Mais avec ses caractères en métal mobiles et réutilisables, l'innovation de Gutenberg va complètement changer la donne.

Son invention est sophistiquée et demande plusieurs types de métaux (acier, cuivre, plomb) et plusieurs étapes de fabrication des caractères en miroir, en relief, en creux...

La police de caractères est formée de l’ensemble des lettres individuelles et des caractères de ponctuations appelés des "types" et dont la forme est copiée d'un modèle manuscrit de lettres, ici une gothique serrée appelée la textura.

Pour chaque caractère, on chauffait une tige d'acier sur laquelle on sculptait ensuite le caractère avec une précision d’orfèvre, un des métiers exercés par Gutenberg, pour obtenir ce qu'on appelle un poinçon, une lettre en relief (à l’inverse d’un sceau où les motifs sont en creux).

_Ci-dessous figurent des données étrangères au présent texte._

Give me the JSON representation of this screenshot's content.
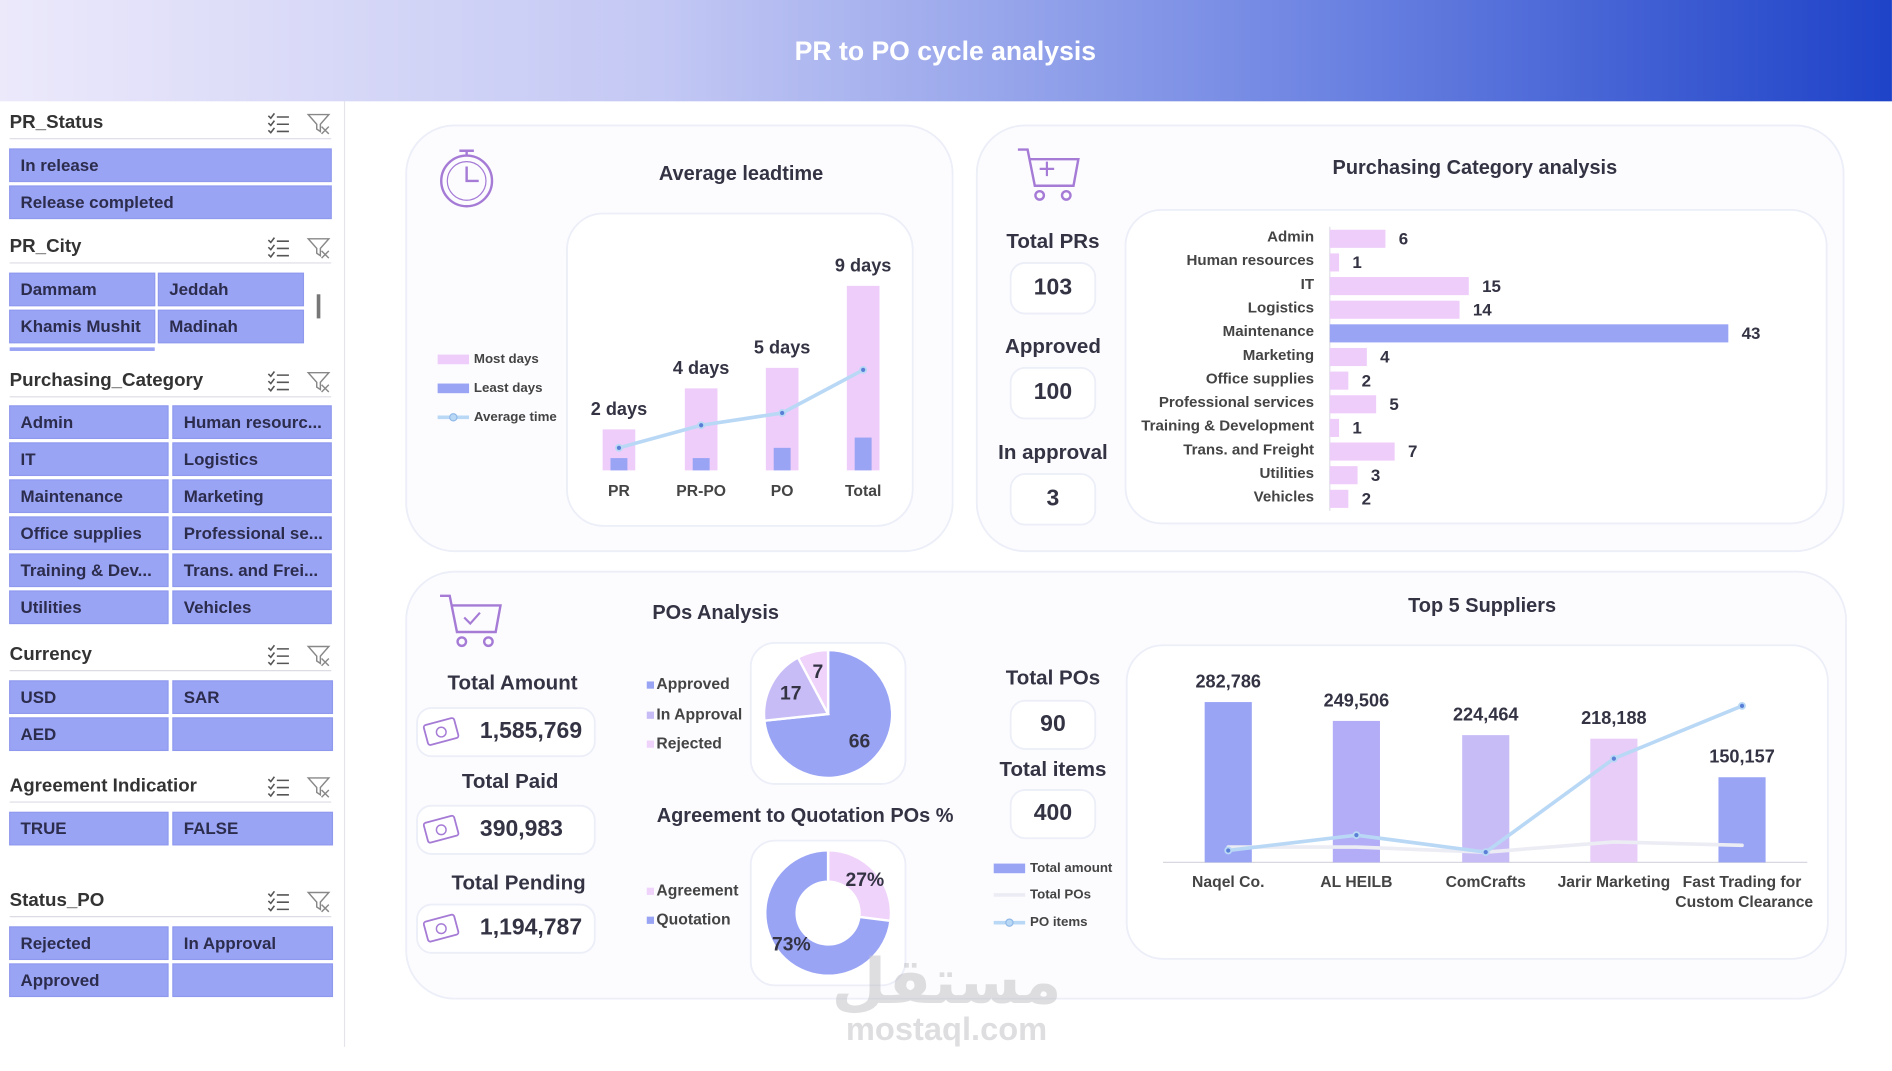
{
  "header": {
    "title": "PR to PO cycle analysis"
  },
  "slicers": [
    {
      "title": "PR_Status",
      "items": [
        "In release",
        "Release completed"
      ]
    },
    {
      "title": "PR_City",
      "items": [
        "Dammam",
        "Jeddah",
        "Khamis Mushit",
        "Madinah"
      ]
    },
    {
      "title": "Purchasing_Category",
      "items": [
        "Admin",
        "Human resourc...",
        "IT",
        "Logistics",
        "Maintenance",
        "Marketing",
        "Office supplies",
        "Professional se...",
        "Training & Dev...",
        "Trans. and Frei...",
        "Utilities",
        "Vehicles"
      ]
    },
    {
      "title": "Currency",
      "items": [
        "USD",
        "SAR",
        "AED"
      ]
    },
    {
      "title": "Agreement Indicatior",
      "items": [
        "TRUE",
        "FALSE"
      ]
    },
    {
      "title": "Status_PO",
      "items": [
        "Rejected",
        "In Approval",
        "Approved"
      ]
    }
  ],
  "kpis": {
    "category": [
      {
        "label": "Total PRs",
        "value": "103"
      },
      {
        "label": "Approved",
        "value": "100"
      },
      {
        "label": "In approval",
        "value": "3"
      }
    ],
    "pos": [
      {
        "label": "Total Amount",
        "value": "1,585,769"
      },
      {
        "label": "Total Paid",
        "value": "390,983"
      },
      {
        "label": "Total Pending",
        "value": "1,194,787"
      }
    ],
    "suppliers": [
      {
        "label": "Total POs",
        "value": "90"
      },
      {
        "label": "Total items",
        "value": "400"
      }
    ]
  },
  "chart_data": [
    {
      "type": "combo",
      "title": "Average leadtime",
      "categories": [
        "PR",
        "PR-PO",
        "PO",
        "Total"
      ],
      "series": [
        {
          "name": "Most days",
          "type": "bar",
          "color": "#efcdfa",
          "values": [
            2,
            4,
            5,
            9
          ],
          "value_labels": [
            "2 days",
            "4 days",
            "5 days",
            "9 days"
          ]
        },
        {
          "name": "Least days",
          "type": "bar",
          "color": "#9aa4f5",
          "values": [
            0.6,
            0.6,
            1.1,
            1.6
          ]
        },
        {
          "name": "Average time",
          "type": "line",
          "color": "#b9d8f5",
          "values": [
            1.1,
            2.2,
            2.8,
            4.9
          ],
          "markers": true
        }
      ],
      "ylim": [
        0,
        10
      ]
    },
    {
      "type": "hbar",
      "title": "Purchasing Category analysis",
      "categories": [
        "Admin",
        "Human resources",
        "IT",
        "Logistics",
        "Maintenance",
        "Marketing",
        "Office supplies",
        "Professional services",
        "Training & Development",
        "Trans. and Freight",
        "Utilities",
        "Vehicles"
      ],
      "values": [
        6,
        1,
        15,
        14,
        43,
        4,
        2,
        5,
        1,
        7,
        3,
        2
      ],
      "colors": [
        "#efcdfa",
        "#efcdfa",
        "#efcdfa",
        "#efcdfa",
        "#9aa4f5",
        "#efcdfa",
        "#efcdfa",
        "#efcdfa",
        "#efcdfa",
        "#efcdfa",
        "#efcdfa",
        "#efcdfa"
      ],
      "xlim": [
        0,
        45
      ]
    },
    {
      "type": "pie",
      "title": "POs Analysis",
      "categories": [
        "Approved",
        "In Approval",
        "Rejected"
      ],
      "values": [
        66,
        17,
        7
      ],
      "colors": [
        "#9aa4f5",
        "#c8bcf6",
        "#efd3fa"
      ]
    },
    {
      "type": "donut",
      "title": "Agreement to Quotation POs %",
      "categories": [
        "Agreement",
        "Quotation"
      ],
      "values": [
        27,
        73
      ],
      "value_labels": [
        "27%",
        "73%"
      ],
      "colors": [
        "#efd3fa",
        "#9aa4f5"
      ]
    },
    {
      "type": "combo",
      "title": "Top 5 Suppliers",
      "categories": [
        "Naqel Co.",
        "AL HEILB",
        "ComCrafts",
        "Jarir Marketing",
        "Fast Trading for Custom Clearance"
      ],
      "series": [
        {
          "name": "Total amount",
          "type": "bar",
          "color": "#9aa4f5",
          "colors": [
            "#9aa4f5",
            "#b3acf6",
            "#c8bcf6",
            "#e8cdf9",
            "#9aa4f5"
          ],
          "values": [
            282786,
            249506,
            224464,
            218188,
            150157
          ],
          "value_labels": [
            "282,786",
            "249,506",
            "224,464",
            "218,188",
            "150,157"
          ]
        },
        {
          "name": "Total POs",
          "type": "line",
          "axis": "y2",
          "color": "#ececf4",
          "values": [
            9,
            9,
            6,
            12,
            10
          ]
        },
        {
          "name": "PO items",
          "type": "line",
          "axis": "y2",
          "color": "#b9d8f5",
          "values": [
            7,
            16,
            6,
            61,
            92
          ],
          "markers": true
        }
      ],
      "ylim": [
        0,
        300000
      ],
      "y2lim": [
        0,
        100
      ]
    }
  ],
  "watermark": {
    "logo": "مستقل",
    "site": "mostaql.com"
  }
}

En métal dur, les poinçons sont les éléments originels qui permettent ensuite de marquer en creux, de poinçonner sur du métal tendre, comme le cuivre par exemple, chaque lettre ou caractère. Insérées dans des moules spéciaux à la largeur exacte de chaque caractère, ces matrices en cuivre permettent d’y mouler le plomb fondu pour obtenir des copies conformes en plusieurs exemplaires de chaque poinçon de lettre.

 

L'impression typographique : du plomb à la presse

Ces milliers de caractères individuels en plomb obtenus par moulage sont ensuite triés et déposés par type de lettre dans les compartiments d’un grand casier en bois appelé la "casse".  Piochant dans les cassetins aux dimensions et emplacements définis par la fréquence des lettres, le typographe dispose à l’envers tous les caractères d'une ligne de texte sur le composteur, une règle de composition de la largeur de la colonne du texte, et les justifie, les aligne de manière uniforme en jouant sur les espaces entre les mots pour que la ligne ne soit pas creuse. Il dépose ensuite la ligne sur un plateau, la galée, elle-même posée sur un marbre, une surface de pierre entièrement plane qui passera sous la presse. L'ensemble des lignes est disposé dans une mise en page définitive et imposé dans un châssis, une forme maintenue en place par des blocs de bois et des cales métalliques prête à l'encrage et l'impression sous presse.

Les encres traditionnelles à l'eau ne convenaient pas pour une impression avec des caractères métalliques. Gutenberg a perfectionné les nouvelles encres à l'huile apparue à son époque et leur a conféré, grâce à l'ajout de plomb et de cuivre, l’éclat intense qu'elles ont gardé à travers le temps.